Afro Soundtrack: An All-in-One Monetisation Platform for African Music Creators
Afro Soundtrack is a music rights and monetisation platform built specifically for African music creators. Our goal is simple: help African artists, producers, songwriters, and rights holders capture every layer of revenue their music generates, not just a fraction of it.
Most African artists only monetise one side of the music royalty system. Afro Soundtrack works across the full music rights value chain, including music publishing administration, sync licensing, and rights management.
On the publishing side, we register musical compositions with performing rights organisations (PROs), collection societies, and mechanical licensing agencies across more than 150 countries. This helps ensure that royalties generated from Spotify streams, Apple Music streams, YouTube usage, TikTok usage, downloads, public performances, and sync placements are properly tracked, collected, and paid to rights holders.

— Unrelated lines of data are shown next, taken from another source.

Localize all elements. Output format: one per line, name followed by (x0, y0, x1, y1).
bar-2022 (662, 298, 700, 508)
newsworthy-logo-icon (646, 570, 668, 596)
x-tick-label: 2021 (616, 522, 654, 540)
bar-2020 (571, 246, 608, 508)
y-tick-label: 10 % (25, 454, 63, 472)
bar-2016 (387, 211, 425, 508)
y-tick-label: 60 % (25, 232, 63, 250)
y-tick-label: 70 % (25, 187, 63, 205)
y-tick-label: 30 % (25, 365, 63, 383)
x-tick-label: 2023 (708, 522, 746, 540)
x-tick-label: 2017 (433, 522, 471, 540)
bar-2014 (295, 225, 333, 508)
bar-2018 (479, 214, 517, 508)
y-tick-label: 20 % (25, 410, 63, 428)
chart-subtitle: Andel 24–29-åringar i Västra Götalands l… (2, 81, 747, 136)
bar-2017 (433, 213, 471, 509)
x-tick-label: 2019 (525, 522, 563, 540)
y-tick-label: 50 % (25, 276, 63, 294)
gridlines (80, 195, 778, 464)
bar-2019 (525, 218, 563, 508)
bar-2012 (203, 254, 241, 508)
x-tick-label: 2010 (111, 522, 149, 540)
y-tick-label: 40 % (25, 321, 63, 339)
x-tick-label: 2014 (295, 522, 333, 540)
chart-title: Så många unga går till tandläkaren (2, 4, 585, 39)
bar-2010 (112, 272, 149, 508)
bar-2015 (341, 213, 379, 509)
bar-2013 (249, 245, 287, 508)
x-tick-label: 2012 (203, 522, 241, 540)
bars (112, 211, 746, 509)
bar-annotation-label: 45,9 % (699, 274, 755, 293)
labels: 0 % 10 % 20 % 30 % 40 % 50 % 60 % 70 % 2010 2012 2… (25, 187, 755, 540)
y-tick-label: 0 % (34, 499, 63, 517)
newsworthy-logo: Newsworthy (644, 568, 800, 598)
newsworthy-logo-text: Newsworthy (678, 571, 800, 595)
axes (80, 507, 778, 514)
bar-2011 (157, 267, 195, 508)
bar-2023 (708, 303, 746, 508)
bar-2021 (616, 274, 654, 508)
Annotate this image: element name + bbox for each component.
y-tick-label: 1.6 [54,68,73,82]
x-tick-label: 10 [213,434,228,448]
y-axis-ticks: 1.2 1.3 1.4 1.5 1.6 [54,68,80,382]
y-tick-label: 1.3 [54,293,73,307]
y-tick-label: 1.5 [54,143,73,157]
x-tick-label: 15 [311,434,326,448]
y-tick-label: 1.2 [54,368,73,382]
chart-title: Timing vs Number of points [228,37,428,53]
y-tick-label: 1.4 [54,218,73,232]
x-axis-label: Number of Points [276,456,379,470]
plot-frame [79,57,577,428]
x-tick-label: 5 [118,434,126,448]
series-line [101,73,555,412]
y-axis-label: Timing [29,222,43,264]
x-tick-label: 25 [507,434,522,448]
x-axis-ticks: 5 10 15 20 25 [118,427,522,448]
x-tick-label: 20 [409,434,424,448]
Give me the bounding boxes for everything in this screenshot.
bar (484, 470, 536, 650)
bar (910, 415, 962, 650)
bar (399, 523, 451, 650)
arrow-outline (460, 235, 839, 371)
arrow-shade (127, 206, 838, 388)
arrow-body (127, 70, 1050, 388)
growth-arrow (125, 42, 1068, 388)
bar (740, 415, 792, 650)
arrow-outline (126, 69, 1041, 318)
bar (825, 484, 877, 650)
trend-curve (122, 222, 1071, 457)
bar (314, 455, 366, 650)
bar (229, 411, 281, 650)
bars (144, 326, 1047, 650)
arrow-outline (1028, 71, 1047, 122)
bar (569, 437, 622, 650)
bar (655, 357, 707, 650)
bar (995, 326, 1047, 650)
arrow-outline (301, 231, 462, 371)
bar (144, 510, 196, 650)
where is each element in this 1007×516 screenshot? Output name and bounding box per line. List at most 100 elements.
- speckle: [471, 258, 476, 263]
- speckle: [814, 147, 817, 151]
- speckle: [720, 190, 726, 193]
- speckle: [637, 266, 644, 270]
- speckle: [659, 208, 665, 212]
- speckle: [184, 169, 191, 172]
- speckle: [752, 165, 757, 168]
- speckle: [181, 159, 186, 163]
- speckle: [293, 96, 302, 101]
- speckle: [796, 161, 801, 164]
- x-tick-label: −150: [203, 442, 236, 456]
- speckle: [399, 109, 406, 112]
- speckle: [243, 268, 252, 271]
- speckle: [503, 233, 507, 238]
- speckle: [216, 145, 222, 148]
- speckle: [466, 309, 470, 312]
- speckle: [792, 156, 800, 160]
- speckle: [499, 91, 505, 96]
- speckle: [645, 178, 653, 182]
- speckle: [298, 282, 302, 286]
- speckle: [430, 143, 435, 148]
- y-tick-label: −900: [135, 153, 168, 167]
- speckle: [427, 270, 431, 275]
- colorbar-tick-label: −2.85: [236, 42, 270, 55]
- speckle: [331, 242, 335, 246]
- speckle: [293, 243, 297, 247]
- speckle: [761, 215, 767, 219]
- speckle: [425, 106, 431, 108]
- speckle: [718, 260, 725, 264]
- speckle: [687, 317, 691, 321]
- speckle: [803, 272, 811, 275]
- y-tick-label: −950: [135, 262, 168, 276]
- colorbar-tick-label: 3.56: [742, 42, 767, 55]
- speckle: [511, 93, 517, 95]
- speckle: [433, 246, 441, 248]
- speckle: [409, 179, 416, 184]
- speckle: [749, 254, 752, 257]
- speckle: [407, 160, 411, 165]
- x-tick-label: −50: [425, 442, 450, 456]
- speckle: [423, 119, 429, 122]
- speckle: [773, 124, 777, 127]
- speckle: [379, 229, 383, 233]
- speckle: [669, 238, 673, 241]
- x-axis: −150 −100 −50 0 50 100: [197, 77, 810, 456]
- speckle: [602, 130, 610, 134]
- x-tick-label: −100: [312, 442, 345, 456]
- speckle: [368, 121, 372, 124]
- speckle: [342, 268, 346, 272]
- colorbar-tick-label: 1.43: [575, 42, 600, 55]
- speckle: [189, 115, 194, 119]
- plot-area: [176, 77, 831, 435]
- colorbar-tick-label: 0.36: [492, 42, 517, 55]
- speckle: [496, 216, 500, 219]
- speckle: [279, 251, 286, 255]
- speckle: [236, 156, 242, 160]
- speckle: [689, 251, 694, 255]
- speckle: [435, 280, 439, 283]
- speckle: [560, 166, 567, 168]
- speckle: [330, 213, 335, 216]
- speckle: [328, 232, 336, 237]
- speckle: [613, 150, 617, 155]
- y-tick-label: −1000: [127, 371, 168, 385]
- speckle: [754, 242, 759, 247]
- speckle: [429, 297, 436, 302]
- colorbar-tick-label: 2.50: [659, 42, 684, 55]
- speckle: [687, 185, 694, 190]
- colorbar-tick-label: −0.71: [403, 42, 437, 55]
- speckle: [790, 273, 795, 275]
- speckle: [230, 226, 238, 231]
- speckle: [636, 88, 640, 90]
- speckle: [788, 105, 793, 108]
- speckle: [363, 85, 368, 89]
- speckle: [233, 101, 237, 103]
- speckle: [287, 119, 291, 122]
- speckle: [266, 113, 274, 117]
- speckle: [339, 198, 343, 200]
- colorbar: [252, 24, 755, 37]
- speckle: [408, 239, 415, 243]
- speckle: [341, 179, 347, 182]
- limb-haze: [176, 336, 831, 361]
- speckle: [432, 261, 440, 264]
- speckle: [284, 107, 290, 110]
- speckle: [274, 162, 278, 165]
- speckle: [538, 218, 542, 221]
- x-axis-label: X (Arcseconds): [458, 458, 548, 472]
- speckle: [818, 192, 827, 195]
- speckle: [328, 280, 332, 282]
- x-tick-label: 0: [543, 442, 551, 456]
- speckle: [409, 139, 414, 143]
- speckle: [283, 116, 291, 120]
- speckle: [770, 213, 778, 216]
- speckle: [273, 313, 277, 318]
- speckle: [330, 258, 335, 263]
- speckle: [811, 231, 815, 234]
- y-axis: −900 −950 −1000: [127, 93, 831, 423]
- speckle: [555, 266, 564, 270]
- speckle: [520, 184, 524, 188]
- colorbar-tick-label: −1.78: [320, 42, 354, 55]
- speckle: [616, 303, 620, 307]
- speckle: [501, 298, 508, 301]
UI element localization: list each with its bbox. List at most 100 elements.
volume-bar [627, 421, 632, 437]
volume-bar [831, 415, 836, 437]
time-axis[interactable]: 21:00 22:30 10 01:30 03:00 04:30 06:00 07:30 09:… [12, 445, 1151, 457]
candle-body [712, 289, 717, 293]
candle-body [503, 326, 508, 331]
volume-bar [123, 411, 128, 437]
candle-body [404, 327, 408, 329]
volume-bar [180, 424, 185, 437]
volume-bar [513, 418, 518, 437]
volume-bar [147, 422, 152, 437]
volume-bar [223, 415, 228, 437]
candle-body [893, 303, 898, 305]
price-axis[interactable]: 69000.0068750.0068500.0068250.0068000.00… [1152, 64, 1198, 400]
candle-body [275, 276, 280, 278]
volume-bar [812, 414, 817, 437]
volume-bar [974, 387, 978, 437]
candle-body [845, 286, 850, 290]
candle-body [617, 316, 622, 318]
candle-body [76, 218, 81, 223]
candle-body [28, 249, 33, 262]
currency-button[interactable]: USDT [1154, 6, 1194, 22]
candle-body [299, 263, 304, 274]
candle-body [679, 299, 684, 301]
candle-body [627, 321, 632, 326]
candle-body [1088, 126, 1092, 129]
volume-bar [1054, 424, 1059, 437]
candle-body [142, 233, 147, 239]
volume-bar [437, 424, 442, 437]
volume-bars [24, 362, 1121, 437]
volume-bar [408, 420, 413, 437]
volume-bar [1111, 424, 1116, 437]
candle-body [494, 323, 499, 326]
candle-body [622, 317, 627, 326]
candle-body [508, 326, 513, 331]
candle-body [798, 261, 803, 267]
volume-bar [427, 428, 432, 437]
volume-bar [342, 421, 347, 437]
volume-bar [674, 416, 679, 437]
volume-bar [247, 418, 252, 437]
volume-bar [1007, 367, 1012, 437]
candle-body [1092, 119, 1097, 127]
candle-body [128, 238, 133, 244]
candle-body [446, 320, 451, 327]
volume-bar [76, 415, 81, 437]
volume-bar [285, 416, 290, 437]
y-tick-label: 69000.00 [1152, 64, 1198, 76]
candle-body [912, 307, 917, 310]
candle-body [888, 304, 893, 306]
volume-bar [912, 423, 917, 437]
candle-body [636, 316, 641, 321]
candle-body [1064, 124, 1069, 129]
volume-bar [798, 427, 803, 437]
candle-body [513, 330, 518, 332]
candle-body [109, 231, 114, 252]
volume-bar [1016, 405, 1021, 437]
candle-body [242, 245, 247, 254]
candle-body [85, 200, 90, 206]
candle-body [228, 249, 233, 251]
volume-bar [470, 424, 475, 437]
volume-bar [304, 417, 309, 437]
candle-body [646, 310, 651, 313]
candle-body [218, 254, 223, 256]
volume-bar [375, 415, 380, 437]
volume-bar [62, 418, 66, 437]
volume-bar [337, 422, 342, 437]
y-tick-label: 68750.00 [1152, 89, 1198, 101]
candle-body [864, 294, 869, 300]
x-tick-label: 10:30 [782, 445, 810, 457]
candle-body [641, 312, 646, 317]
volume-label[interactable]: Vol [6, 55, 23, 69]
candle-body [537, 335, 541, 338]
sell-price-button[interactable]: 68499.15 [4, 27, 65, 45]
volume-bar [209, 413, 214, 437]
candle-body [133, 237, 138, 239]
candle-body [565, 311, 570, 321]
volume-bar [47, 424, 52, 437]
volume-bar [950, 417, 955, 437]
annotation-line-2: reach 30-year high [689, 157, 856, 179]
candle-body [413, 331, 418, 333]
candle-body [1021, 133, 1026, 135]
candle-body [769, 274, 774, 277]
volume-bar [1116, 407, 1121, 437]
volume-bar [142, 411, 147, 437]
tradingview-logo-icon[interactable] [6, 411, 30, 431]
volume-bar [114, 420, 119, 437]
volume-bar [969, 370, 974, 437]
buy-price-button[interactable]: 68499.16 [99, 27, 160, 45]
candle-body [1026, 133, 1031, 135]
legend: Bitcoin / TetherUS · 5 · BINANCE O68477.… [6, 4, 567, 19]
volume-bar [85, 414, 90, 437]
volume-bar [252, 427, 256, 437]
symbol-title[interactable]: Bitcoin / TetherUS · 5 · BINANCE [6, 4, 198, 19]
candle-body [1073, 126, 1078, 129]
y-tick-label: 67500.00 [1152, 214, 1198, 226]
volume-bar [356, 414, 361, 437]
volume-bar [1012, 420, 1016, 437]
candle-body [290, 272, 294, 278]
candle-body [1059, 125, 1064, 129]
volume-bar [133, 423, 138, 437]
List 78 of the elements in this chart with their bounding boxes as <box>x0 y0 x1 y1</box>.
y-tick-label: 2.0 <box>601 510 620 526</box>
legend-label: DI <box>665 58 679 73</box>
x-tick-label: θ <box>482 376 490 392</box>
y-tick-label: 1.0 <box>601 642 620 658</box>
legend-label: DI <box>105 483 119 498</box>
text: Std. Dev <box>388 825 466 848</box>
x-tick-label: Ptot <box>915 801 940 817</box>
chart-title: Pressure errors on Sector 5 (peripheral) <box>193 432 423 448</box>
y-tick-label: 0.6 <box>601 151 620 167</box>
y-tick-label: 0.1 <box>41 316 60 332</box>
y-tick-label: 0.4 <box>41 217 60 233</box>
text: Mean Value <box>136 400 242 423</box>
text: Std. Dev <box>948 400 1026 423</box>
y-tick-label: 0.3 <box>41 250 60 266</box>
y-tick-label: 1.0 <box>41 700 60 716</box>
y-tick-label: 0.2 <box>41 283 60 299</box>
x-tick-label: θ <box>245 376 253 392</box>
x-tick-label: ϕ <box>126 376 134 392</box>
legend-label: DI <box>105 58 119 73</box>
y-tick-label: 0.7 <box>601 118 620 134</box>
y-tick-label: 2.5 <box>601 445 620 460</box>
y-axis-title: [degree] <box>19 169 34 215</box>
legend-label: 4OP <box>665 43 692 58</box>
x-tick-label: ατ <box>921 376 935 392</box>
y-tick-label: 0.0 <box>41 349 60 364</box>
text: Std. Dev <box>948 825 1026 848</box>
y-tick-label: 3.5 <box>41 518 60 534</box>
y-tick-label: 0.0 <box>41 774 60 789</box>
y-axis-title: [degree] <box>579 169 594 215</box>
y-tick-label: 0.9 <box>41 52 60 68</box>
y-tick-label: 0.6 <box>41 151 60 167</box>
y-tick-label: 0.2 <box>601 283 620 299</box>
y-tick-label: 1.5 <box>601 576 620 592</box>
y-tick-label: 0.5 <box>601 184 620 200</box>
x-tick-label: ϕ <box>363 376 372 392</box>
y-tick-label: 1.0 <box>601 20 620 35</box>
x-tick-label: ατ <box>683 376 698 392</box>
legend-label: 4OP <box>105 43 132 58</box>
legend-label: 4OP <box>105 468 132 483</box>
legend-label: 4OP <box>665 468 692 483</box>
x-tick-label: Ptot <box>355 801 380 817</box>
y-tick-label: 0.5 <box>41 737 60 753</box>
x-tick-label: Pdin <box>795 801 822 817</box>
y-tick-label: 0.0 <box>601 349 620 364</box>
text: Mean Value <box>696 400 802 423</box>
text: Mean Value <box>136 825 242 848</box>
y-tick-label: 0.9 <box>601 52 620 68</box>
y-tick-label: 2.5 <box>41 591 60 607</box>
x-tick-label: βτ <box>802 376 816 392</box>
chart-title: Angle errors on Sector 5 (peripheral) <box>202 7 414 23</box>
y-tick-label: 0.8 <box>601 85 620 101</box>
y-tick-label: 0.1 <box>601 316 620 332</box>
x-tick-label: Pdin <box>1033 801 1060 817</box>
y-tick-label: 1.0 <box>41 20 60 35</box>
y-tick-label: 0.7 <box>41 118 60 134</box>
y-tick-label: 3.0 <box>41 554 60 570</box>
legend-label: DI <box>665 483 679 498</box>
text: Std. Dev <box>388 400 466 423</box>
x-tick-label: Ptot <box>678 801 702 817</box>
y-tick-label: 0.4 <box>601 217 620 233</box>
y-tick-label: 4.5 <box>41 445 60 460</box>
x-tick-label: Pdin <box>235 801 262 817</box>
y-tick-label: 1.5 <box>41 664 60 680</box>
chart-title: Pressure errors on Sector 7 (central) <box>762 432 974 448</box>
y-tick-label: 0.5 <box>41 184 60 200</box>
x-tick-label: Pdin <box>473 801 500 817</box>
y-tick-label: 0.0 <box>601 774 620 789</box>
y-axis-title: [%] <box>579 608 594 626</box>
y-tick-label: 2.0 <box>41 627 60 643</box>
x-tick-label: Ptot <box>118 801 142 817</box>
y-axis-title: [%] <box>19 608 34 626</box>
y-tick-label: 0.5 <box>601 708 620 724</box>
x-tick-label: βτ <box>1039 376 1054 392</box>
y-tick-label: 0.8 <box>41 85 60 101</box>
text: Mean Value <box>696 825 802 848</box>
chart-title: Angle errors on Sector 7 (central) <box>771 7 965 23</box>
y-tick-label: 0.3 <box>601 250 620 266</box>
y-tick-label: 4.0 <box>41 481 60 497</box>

Our internal 2025 data shows that Spotify and Apple Music remain the largest publishing royalty sources for our clients, while YouTube and TikTok continue to grow rapidly as major digital music revenue platforms for African music creators.
On the licensing side, we provide sync licensing services that connect African music to opportunities in film, television, advertising, gaming, branded campaigns, documentaries, and digital content productions across Africa and international markets.
We do not operate as a traditional music distributor. Our focus goes beyond basic distribution by helping African artists maximise the monetisation potential of their music through music publishing administration, royalty collection, and sync licensing opportunities.
We also handle music royalty disputes, copyright claims management, rights verification, and catalogue protection to help ensure that royalties are accurately accounted for across streaming platforms, social media platforms, and digital music services.
We understand the administrative complexity and bureaucracy that often come with global royalty collection. Our role is to simplify the process so African music creators can focus on making music while their rights, royalties, and intellectual property are properly managed.